Mr Brummer said he also has fond memories of the campus. “I also liked the location, it was slightly pastoral, it was very close to the moors and I used to enjoy going into Bradford itself and having tea in Brown Muff’s, which was a big department store downtown.”
He said his time at Bradford School of Management was hugely beneficial to his career as a financial journalist.
“When I became a financial and an economic journalist the accounting training that I received, the management training that I received and the case history teaching - which is what management schools do: they teach you by looking at business cases – has been extraordinarily helpful, providing me with an analytical background, which has been tremendously useful as a financial journalist,” said Mr Brummer.
Following his MBA at Bradford, Mr Brummer had a brief spell working in business before securing a place on the Guardian newspaper’s graduate trainee scheme when he was still in his early 20s. He remained at the Guardian for 26 years.
He said: “I was the main economics writer at the Guardian during the 1976 sterling crisis when the UK had to go to the IMF; one of only a few Western democracies that has had to do that in recent, modern times.”
Mr Brummer then went to work at the Washington bureau of the Guardian, where he covered the second presidential election of Jimmy Carter, both elections of Ronald Reagan and George Bush Snr. His work in this area earned him the 1989 Overseas Press Club award for the best foreign correspondent in the US.
He returned to London in 1989 to become the Guardian’s foreign editor, which saw him cover the fall of the Berlin Wall and Eastern Europe finally opening up from the heavy hand of the Iron Curtain, a particularly moving time for him.
“It was a very exciting moment; an exhilarating moment, to see democracy flood over Eastern Europe. For me it was particularly poignant because I come from a family which originated in Hungary, near the Czech border. To see these countries come out from the iron glove of Soviet rule was a very exciting moment for me,” said Mr Brummer, who is very involved in the UK Jewish community.
Mr Brummer, whose father came to England as an immigrant just before the Second World War 1939, is very involved in the Anglo-Jewish community.
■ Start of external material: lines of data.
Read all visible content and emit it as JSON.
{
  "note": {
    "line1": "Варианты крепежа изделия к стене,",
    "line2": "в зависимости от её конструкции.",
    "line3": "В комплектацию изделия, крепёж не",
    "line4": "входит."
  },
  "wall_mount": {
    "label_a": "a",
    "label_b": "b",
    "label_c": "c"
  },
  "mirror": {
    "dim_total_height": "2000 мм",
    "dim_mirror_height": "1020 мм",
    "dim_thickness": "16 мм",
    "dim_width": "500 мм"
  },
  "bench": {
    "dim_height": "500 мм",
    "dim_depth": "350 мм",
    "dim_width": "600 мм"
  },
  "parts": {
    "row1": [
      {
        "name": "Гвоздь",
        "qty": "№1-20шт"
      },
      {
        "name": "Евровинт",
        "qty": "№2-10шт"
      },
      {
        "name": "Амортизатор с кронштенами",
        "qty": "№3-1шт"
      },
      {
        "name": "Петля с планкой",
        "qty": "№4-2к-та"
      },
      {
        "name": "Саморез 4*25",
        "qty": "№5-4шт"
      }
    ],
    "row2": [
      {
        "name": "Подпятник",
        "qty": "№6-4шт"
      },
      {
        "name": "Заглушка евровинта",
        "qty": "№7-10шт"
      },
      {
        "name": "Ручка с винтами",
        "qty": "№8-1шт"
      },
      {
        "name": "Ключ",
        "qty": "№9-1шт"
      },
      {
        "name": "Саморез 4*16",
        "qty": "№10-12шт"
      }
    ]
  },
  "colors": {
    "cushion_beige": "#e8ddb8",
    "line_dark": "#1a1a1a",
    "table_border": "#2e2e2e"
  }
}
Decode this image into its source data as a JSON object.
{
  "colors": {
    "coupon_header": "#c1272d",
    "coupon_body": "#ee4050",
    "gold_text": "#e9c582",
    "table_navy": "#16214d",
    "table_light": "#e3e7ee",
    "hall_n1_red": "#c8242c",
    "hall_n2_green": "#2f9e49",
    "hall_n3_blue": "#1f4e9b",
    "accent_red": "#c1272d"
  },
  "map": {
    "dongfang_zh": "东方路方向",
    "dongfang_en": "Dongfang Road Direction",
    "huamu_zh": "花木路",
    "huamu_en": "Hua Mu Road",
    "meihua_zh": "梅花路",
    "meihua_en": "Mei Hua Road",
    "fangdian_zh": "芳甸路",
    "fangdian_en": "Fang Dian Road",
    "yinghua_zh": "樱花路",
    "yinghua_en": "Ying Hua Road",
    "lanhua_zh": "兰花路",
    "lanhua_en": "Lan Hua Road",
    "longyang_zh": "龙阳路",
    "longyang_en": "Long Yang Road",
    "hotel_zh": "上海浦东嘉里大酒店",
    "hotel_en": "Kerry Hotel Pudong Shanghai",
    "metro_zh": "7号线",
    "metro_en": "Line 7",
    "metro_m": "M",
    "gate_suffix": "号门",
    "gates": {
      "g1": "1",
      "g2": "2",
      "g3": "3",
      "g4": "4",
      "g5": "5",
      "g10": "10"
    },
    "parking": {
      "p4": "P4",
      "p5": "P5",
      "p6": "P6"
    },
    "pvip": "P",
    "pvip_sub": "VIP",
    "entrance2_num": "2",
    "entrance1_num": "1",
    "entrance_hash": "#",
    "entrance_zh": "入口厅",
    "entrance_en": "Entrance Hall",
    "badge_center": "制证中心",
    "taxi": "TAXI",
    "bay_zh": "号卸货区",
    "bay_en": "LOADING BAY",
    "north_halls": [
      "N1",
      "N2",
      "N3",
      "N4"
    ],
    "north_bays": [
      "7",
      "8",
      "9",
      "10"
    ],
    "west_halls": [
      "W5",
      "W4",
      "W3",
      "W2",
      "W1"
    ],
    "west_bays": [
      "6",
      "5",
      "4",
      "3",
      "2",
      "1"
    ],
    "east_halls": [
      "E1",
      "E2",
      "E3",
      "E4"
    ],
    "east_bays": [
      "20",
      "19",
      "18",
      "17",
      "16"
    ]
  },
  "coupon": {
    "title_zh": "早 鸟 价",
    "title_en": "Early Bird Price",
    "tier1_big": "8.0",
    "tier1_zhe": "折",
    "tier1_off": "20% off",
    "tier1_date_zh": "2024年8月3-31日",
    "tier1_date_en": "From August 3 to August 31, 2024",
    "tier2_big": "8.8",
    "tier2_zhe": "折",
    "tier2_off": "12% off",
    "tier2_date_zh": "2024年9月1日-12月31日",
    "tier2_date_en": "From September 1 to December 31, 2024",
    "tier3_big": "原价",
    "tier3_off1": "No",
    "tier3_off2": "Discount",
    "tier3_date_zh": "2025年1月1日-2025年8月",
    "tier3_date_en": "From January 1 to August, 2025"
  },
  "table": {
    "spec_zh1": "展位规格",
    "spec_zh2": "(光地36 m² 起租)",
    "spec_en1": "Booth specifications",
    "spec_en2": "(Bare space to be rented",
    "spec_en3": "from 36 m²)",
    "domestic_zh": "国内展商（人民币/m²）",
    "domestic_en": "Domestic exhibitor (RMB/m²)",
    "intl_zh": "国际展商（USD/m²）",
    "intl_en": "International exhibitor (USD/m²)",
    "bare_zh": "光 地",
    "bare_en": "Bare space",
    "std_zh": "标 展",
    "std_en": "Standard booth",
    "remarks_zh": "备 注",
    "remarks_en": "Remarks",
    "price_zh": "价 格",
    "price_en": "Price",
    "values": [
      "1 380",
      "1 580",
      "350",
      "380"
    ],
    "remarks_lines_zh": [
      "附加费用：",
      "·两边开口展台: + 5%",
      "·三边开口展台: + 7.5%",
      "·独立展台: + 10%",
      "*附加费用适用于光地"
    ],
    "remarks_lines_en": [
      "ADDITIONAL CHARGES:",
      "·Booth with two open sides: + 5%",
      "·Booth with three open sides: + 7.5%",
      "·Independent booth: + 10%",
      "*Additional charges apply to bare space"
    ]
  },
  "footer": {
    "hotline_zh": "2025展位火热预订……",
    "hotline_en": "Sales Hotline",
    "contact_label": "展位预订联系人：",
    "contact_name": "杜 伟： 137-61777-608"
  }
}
His father’s parents were killed in Auschwitz. Two of his father’s sisters and niece were taken to Auschwitz in 1944 but remarkably survived the terror of the place and its awful practices.
He said: “It’s a tail of survival and that’s obviously a very important part of my being.”
More recently Mr Brummer led the Daily Mail's coverage on the 2007 run on Northern Rock, the collapse of Lehman Brothers, and the subsequent credit crunch.
Other awards Mr Brummer has received include Financial Journalist of the Year (British Press Awards).